The deal is expected to allow easyJet to boost passenger numbers from the current level of 60m a year to around 90m.
The new purchase will see 85 of easyJet's current 211-strong fleet replaced and give the airline room to expand, add routes and cut its operating costs.
Sir Stelios, who founded the airline in 1995, was not at the vote yesterday. The meeting was attended by about 100 people.
Sir Stelios had called it as a "secret deal with Airbus" and threatened to hold the board legally to account should it damage shareholder value.

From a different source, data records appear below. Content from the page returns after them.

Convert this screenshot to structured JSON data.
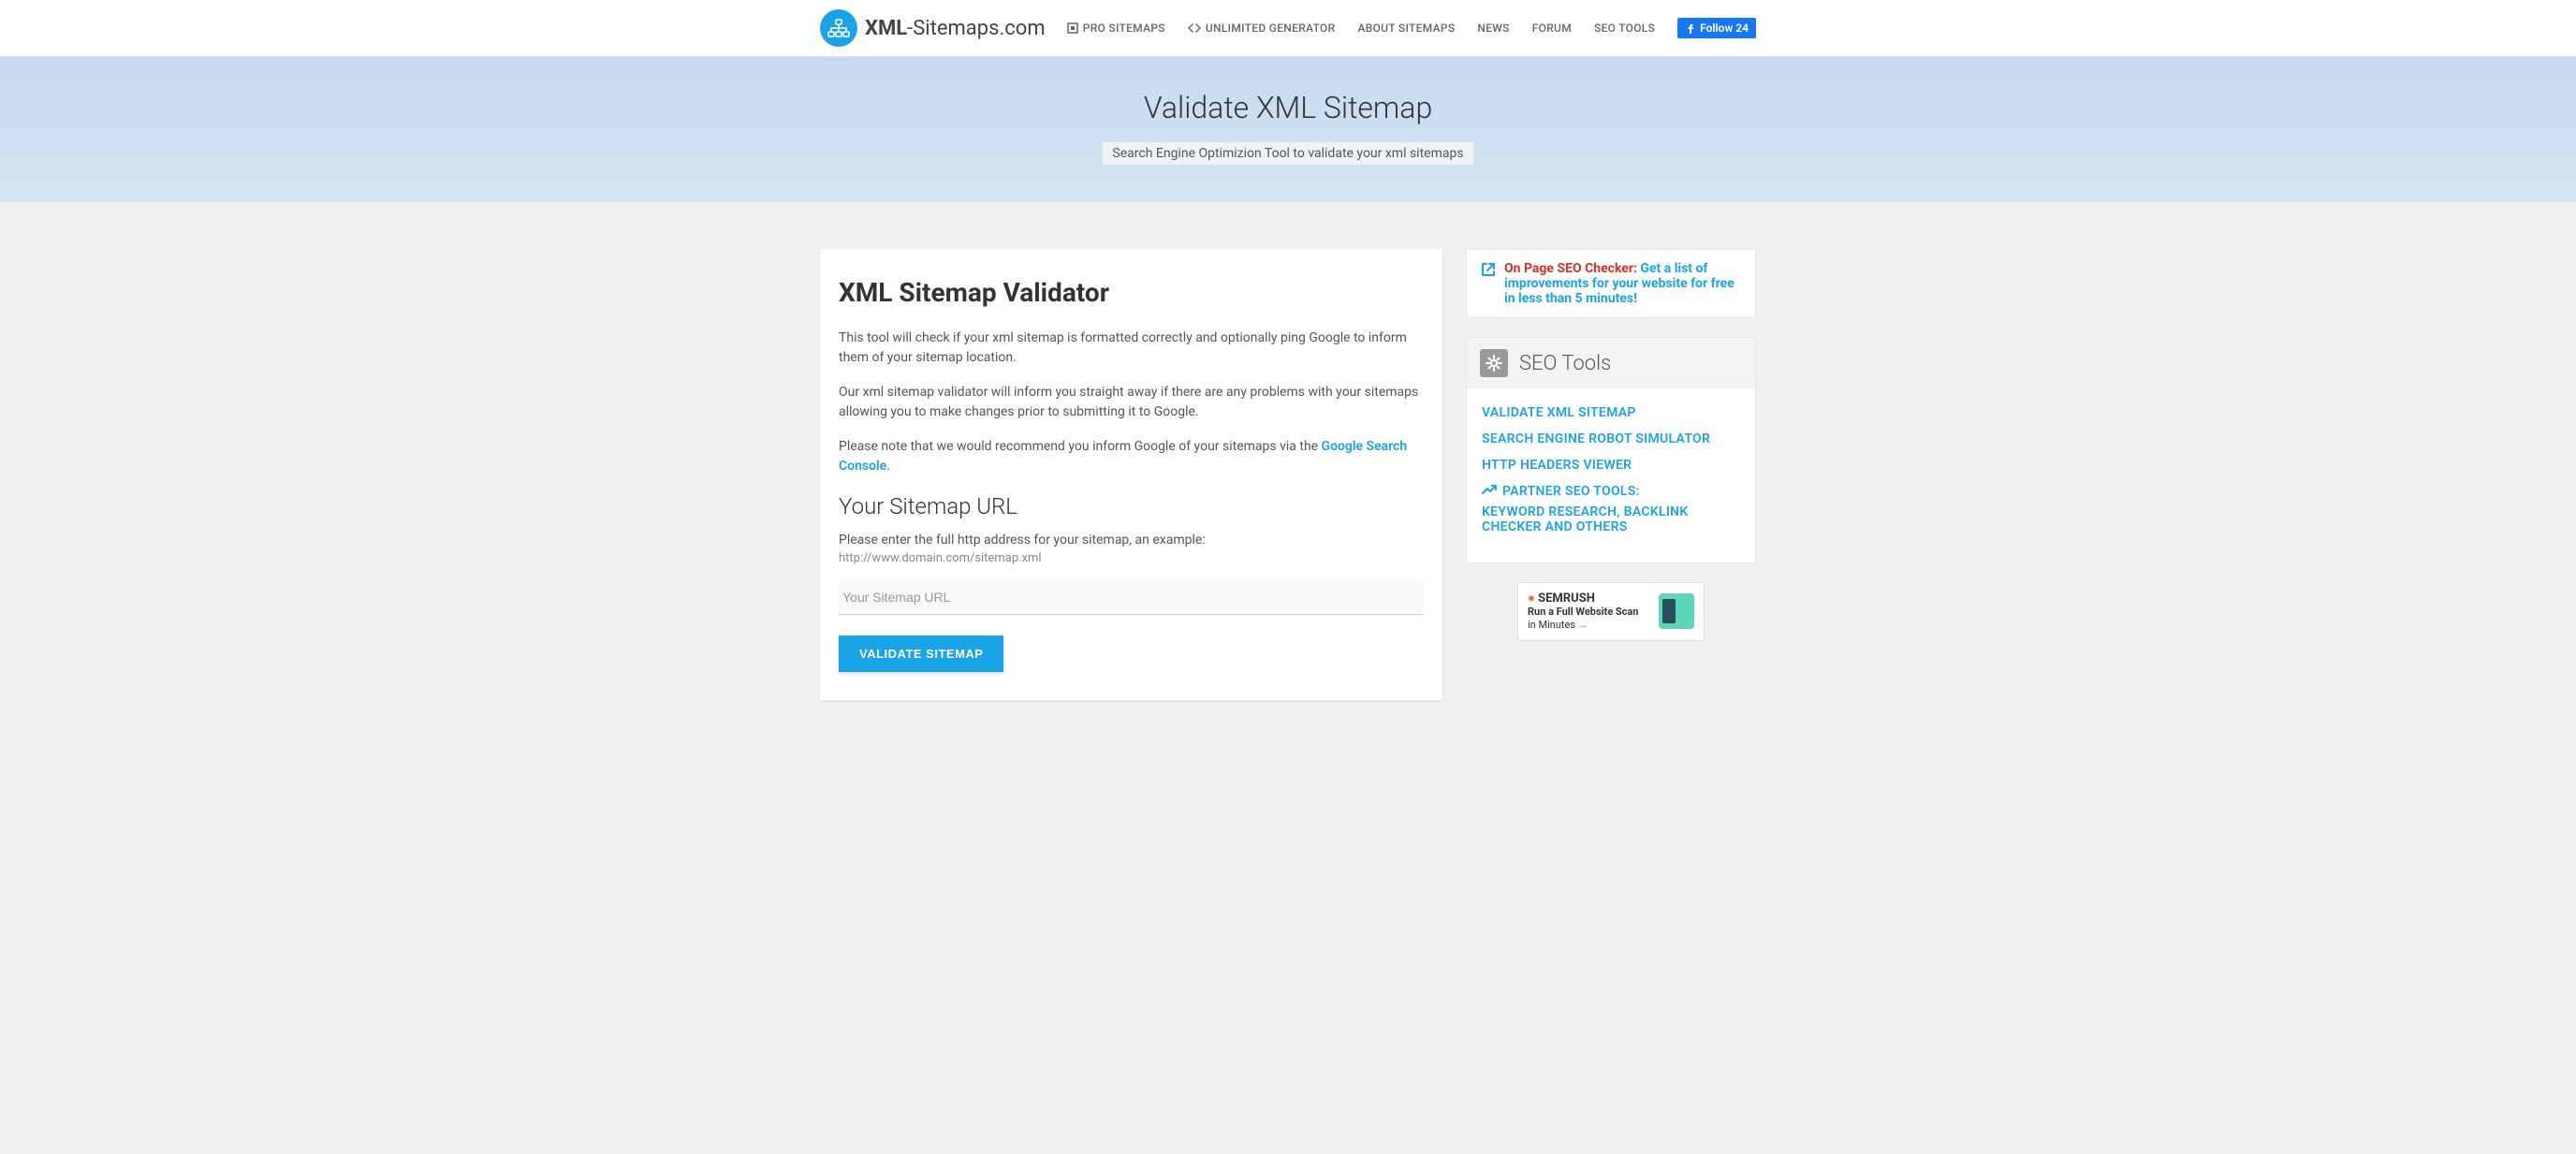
{
  "header": {
    "logo_bold": "XML",
    "logo_rest": "-Sitemaps.com",
    "nav": [
      {
        "label": "PRO SITEMAPS",
        "icon": "square"
      },
      {
        "label": "UNLIMITED GENERATOR",
        "icon": "code"
      },
      {
        "label": "ABOUT SITEMAPS",
        "icon": ""
      },
      {
        "label": "NEWS",
        "icon": ""
      },
      {
        "label": "FORUM",
        "icon": ""
      },
      {
        "label": "SEO TOOLS",
        "icon": ""
      }
    ],
    "fb_label": "Follow 24"
  },
  "hero": {
    "title": "Validate XML Sitemap",
    "subtitle": "Search Engine Optimizion Tool to validate your xml sitemaps"
  },
  "main": {
    "title": "XML Sitemap Validator",
    "para1": "This tool will check if your xml sitemap is formatted correctly and optionally ping Google to inform them of your sitemap location.",
    "para2": "Our xml sitemap validator will inform you straight away if there are any problems with your sitemaps allowing you to make changes prior to submitting it to Google.",
    "para3_prefix": "Please note that we would recommend you inform Google of your sitemaps via the ",
    "para3_link": "Google Search Console",
    "para3_suffix": ".",
    "subheading": "Your Sitemap URL",
    "label": "Please enter the full http address for your sitemap, an example:",
    "example": "http://www.domain.com/sitemap.xml",
    "input_placeholder": "Your Sitemap URL",
    "button": "VALIDATE SITEMAP"
  },
  "sidebar": {
    "promo": {
      "red": "On Page SEO Checker:",
      "blue": "Get a list of improvements for your website for free in less than 5 minutes!"
    },
    "tools_header": "SEO Tools",
    "tools_links": [
      "VALIDATE XML SITEMAP",
      "SEARCH ENGINE ROBOT SIMULATOR",
      "HTTP HEADERS VIEWER"
    ],
    "partner_label": "PARTNER SEO TOOLS:",
    "partner_sub": "KEYWORD RESEARCH, BACKLINK CHECKER AND OTHERS",
    "semrush": {
      "logo": "SEMRUSH",
      "line1": "Run a Full Website Scan",
      "line2": "in Minutes"
    }
  }
}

He told them: "I am not against replacing aircraft that have reached the end of their economic life. However I am against buying aircraft that are three times more expensive that the ones I bought with my own money in the early 2000s.
"Nor am I against directors trying to engineer some top line growth – but not at the expense of the profit margin."
EasyJet will not disclose the cost of the deal but said it has been given a bigger discount than its 2002 order for more than 200 Airbus planes.